Impacto das guerras no Oriente Médio
Durante a administração Trump, os EUA intensificaram suas ações militares no Iraque, Síria e Afeganistão. Essas operações, combinadas com sanções econômicas ao Irã, reduziram drasticamente os estoques de munição e equipamentos militares.
Um relatório do Center for Strategic and International Studies (CSIS) indica que os níveis de munição caíram para patamares críticos, especialmente em categorias como mísseis de precisão e projéteis de artilharia.
Risco à segurança nacional
Especialistas em defesa alertam que a escassez de munição pode comprometer a capacidade dos EUA de responder a crises internacionais.
"A situação atual é preocupante.
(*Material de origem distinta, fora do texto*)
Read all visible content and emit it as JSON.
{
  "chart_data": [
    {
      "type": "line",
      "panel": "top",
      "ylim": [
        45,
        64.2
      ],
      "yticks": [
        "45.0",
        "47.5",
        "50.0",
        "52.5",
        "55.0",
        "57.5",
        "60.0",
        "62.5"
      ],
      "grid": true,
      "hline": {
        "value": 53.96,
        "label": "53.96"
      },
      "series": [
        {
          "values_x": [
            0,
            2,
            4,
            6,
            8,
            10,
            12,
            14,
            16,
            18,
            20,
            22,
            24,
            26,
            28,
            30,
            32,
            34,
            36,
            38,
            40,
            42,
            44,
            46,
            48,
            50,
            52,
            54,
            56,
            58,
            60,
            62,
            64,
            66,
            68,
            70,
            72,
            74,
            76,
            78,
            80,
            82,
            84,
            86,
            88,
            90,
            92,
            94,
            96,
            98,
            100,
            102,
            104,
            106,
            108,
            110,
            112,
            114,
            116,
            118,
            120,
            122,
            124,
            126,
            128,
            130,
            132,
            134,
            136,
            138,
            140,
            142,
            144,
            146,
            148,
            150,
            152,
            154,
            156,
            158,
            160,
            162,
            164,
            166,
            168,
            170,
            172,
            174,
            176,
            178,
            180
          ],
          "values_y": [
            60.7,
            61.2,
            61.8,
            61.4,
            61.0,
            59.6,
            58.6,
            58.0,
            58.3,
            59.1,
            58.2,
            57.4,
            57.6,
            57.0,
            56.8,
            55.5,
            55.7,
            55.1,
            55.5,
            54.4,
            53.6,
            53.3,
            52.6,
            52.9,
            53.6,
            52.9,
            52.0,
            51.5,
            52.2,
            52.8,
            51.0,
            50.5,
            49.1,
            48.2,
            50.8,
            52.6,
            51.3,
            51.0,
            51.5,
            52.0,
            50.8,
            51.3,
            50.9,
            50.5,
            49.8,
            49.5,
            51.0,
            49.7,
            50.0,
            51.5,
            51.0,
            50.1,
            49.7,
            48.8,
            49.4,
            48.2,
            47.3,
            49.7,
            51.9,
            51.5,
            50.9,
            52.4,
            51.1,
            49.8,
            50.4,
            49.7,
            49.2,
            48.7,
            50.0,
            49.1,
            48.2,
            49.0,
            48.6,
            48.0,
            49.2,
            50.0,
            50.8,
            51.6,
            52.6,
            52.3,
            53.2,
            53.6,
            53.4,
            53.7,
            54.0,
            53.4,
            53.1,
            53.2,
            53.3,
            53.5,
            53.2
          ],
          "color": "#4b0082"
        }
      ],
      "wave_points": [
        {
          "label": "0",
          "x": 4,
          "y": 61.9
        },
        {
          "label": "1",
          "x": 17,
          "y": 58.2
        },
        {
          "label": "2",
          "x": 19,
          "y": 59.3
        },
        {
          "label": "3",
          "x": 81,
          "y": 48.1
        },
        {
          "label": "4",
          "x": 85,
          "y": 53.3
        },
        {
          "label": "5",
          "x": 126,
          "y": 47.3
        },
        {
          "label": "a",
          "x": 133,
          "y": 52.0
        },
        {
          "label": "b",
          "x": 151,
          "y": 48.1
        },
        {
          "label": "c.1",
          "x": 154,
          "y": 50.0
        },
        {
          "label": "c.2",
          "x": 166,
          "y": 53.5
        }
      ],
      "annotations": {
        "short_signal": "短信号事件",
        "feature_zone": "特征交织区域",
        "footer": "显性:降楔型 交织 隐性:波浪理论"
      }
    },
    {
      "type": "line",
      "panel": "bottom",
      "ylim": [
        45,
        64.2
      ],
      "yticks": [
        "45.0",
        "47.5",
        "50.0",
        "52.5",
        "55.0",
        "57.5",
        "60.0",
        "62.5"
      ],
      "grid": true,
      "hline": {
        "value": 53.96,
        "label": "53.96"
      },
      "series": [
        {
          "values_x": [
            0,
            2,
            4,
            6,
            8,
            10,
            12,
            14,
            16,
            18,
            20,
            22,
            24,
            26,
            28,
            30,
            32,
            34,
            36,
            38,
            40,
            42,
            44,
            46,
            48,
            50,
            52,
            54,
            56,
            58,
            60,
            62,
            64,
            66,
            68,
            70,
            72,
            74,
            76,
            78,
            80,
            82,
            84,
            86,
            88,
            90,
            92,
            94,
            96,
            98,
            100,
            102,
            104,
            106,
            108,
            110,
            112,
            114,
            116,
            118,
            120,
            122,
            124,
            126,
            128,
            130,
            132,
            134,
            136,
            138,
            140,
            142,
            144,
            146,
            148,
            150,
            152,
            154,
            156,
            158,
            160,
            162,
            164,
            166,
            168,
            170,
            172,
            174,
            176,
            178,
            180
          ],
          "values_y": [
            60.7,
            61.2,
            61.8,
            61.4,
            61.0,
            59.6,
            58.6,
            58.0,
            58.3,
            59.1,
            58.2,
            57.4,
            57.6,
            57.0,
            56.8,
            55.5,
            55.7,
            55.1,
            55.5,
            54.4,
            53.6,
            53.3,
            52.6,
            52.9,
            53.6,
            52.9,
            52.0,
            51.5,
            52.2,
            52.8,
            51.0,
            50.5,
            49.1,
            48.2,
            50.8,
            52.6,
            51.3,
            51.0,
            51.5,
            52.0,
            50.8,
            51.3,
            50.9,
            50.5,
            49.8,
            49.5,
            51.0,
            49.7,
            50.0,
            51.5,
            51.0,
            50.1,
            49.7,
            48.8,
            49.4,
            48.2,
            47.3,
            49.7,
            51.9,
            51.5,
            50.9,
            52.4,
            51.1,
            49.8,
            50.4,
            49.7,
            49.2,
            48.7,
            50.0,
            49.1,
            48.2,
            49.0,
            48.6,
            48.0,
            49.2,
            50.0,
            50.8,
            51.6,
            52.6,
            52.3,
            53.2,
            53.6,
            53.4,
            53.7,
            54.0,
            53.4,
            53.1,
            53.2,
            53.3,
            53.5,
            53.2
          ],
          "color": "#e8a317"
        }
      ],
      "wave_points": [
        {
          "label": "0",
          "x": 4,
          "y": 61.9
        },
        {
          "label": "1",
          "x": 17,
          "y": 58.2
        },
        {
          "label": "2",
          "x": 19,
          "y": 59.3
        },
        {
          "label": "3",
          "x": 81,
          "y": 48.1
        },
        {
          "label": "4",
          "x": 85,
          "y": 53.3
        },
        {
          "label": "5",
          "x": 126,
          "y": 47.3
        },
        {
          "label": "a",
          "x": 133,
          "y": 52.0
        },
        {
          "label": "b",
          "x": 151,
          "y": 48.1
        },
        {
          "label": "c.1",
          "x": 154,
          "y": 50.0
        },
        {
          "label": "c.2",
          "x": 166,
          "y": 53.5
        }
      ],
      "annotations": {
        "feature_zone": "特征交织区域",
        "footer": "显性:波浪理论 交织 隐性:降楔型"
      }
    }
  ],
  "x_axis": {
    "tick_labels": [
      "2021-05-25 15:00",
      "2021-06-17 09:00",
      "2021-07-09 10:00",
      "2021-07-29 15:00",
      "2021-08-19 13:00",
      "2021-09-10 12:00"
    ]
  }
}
Sem um plano de reabastecimento urgente, os EUA podem enfrentar dificuldades em operações futuras", afirmou o analista militar John Pike.
Resposta do governo Biden
O atual governo tem buscado repor os estoques, mas o processo é lento e enfrenta desafios logísticos e orçamentários. O Pentágono anunciou recentemente um investimento de US$ 1 bilhão para modernizar a produção de munição, mas especialistas consideram o valor insuficiente.
Principais desafios
- Falta de mão de obra qualificada para produção em massa;
- Dependência de cadeias de suprimento globais instáveis;
- Pressão política para reduzir gastos militares.
Perspectivas futuras
Analistas destacam que, sem uma estratégia clara para repor os estoques, os EUA podem perder vantagem estratégica frente a rivais como China e Rússia. A situação também levanta questionamentos sobre a eficácia das políticas de segurança adotadas nas últimas décadas.